Filter fragments are inlined Python, not ConstantVariables: the $environmentFilter / $containerFilter / $clusterFilter / $replicaFilter hidden ConstantVariables were removed — Grafana's constant-variable interpolation mangled their nested $…List refs and embedded commas. Now variables.ENVIRONMENT_FILTER (a constant) and variables.container_filter(*extra) (→ CONTAINER_FILTER in k8s_resources.py) are interpolated directly into query f-strings. See style guide → Intermediates.

Duplicate-job dedup: this instance runs 4 Prometheus jobs against the same clusterd :6878 endpoint, so mz_source_* / mz_sink_* / mz_arrangement_* / mz_compute_replica_history_* each appear under multiple job values and a plain sum(rate(...)) reads 4×. Fixed by wrapping the inner rate/gauge in max without (job) (...) on the affected sum-rate panels (storage source/sink throughput/lag/Iceberg/Kafka, compute arrangement maintenance rate, dataflow elapsed). max by(...) and histogram_quantile panels are already job-invariant. Do not exclude job names by pattern — several metrics (mz_compute_cluster_status, mz_storage_objects, mz_dataflow_elapsed_seconds_total, the *_count metrics) live only on a "legacy" job here, so an exclusion list blanks real panels. The real root cause is the overlapping scrape config (helm/Prometheus) — fixing it there makes the max without (job) wraps no-ops. See Known metric quirks.

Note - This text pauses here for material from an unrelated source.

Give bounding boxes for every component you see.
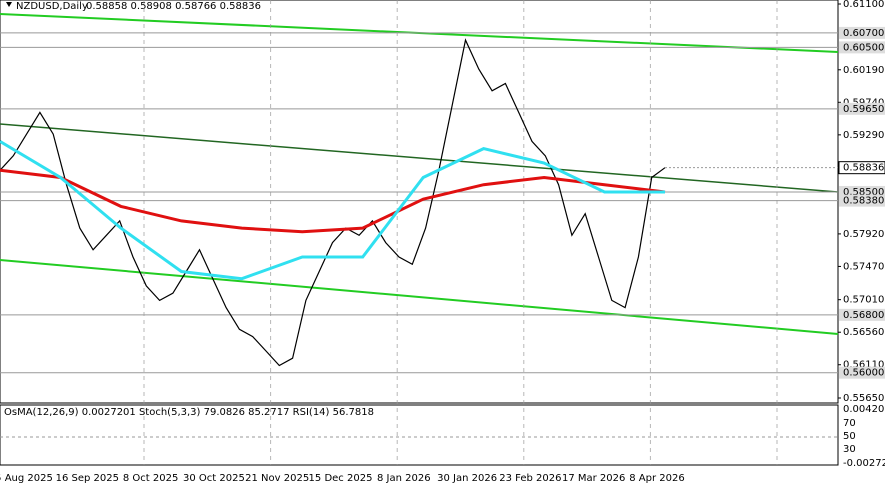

Datasource scrape interval (empty rate() panels): Prometheus here scrapes every 60s, but the Grafana datasource is provisioned (via terraform/helm) without jsonData.timeInterval, so it defaults to 15s and $__rate_interval collapses to ~1m — a single sample, so every rate()/increase() panel renders blank despite live data. Fix is jsonData.timeInterval: "60s" on the datasource (matches the real scrape_interval); see Rate intervals. In flight as of this writing — the shared terraform/helm datasource block may still be unpatched, so a freshly-provisioned stack will show empty rate panels until timeInterval is set. Quick check on any instance: count_over_time(<metric>[1m]) returning 1 means the window is too short.

Local push: gcx context local-mzmon → http://localhost:13000. Render+merge+push helper lives at /tmp/mzmon_push.sh (renders the module, carries the live resourceVersion + folder annotation forward, gcx dashboards update). The Grafana MCP is also wired to the same local instance for query verification.

Reference environments

Materialize developers may have access to an internal shared Grafana with multiple test environments. It can be useful to look at queries in live environments when building dashboards. Do not use environments without explicit permission.

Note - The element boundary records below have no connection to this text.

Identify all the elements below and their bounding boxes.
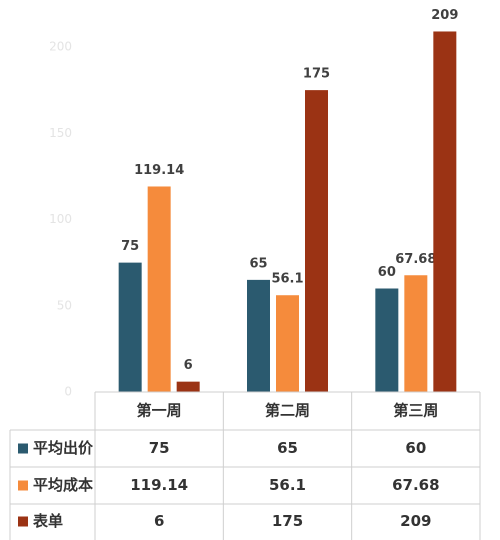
x-tick-label: 第二周 xyxy=(265,402,310,420)
x-tick-label: 第三周 xyxy=(393,402,438,420)
value-label: 209 xyxy=(431,8,458,23)
value-label: 119.14 xyxy=(134,163,184,178)
bar xyxy=(305,90,328,392)
bar xyxy=(247,279,270,392)
table-cell: 56.1 xyxy=(269,476,306,494)
value-label: 60 xyxy=(378,265,396,280)
table-cell: 209 xyxy=(400,512,431,530)
legend-label: 平均成本 xyxy=(33,476,93,494)
legend-swatch xyxy=(18,516,28,527)
value-label: 6 xyxy=(184,358,193,373)
y-tick-label: 50 xyxy=(57,298,72,312)
bar xyxy=(433,31,457,392)
value-label: 56.1 xyxy=(271,272,303,287)
legend-label: 平均出价 xyxy=(33,439,94,457)
legend-label: 表单 xyxy=(33,512,63,530)
bar xyxy=(375,288,399,392)
y-tick-label: 150 xyxy=(49,126,72,140)
bar xyxy=(147,186,171,392)
table-cell: 67.68 xyxy=(392,476,439,494)
legend-swatch xyxy=(18,480,28,491)
table-cell: 175 xyxy=(272,512,303,530)
table-cell: 6 xyxy=(154,512,164,530)
value-label: 67.68 xyxy=(395,252,436,267)
bar xyxy=(276,295,299,392)
value-label: 75 xyxy=(121,239,139,254)
y-tick-label: 100 xyxy=(49,212,72,226)
bar xyxy=(176,381,200,392)
table-cell: 60 xyxy=(405,439,426,457)
y-tick-label: 0 xyxy=(64,385,72,399)
table-cell: 119.14 xyxy=(130,476,188,494)
table-cell: 65 xyxy=(277,439,298,457)
x-tick-label: 第一周 xyxy=(137,402,182,420)
legend-swatch xyxy=(18,443,28,454)
value-label: 65 xyxy=(249,256,267,271)
table-cell: 75 xyxy=(149,439,170,457)
y-tick-label: 200 xyxy=(49,40,72,54)
value-label: 175 xyxy=(303,67,330,82)
bar xyxy=(118,262,142,392)
bar xyxy=(404,275,428,392)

When testing against a cloud shared env, scope queries to one environment so you don't mix data across tenants. The dashboards target self-managed Materialize, where the scoping label is materialize_cloud_organization_name="..." (cloud's hex materialize_cloud_organization_id does not exist on self-managed, and neither does the v2_mz_* metric family). Always verify which labels/metrics actually exist on the instance you're querying with list_prometheus_label_names / list_prometheus_metric_names before assuming — see Deployment target: self-managed vs cloud.

Cleanup / refactor candidates

Tracked items that are working but could be tidier:

ENV_SCOPED_NOTE is duplicated in compute_objects.py and storage_objects.py. Lift to visualization.py (or a sibling _messages.py if it grows).
_COMPUTE_FILTER and _ARRANGEMENT_FILTER are the same string in two modules. Lift to a shared place; rename to something neutral like _LONGFORM_CLUSTER_FILTER.
dataflows.py is orphaned. Safe to rm.
Hydration is SQL-only on self-managed. No Prometheus metric exposes per-collection hydration state/time (v2_mz_compute_hydration_time_seconds is cloud-only; mz_compute_controller_hydration_queue_size is just the controller queue and reads 0 even with many objects mid-hydration). The two Hydration panels stay backed by the cloud metric (blank here) with descriptions pointing at mz_internal.mz_hydration_statuses / mz_compute_hydration_times (SQL); the live metric-side proxy is the Freshness row (wallclock_lag).
mz-mon- prefix isn't enforced in MzDashboard.UID values today (the class has UID = "env-top" and MzDashboard.__init__ prefixes it). Consistent across all current dashboards (one). Worth a validator if more dashboards land.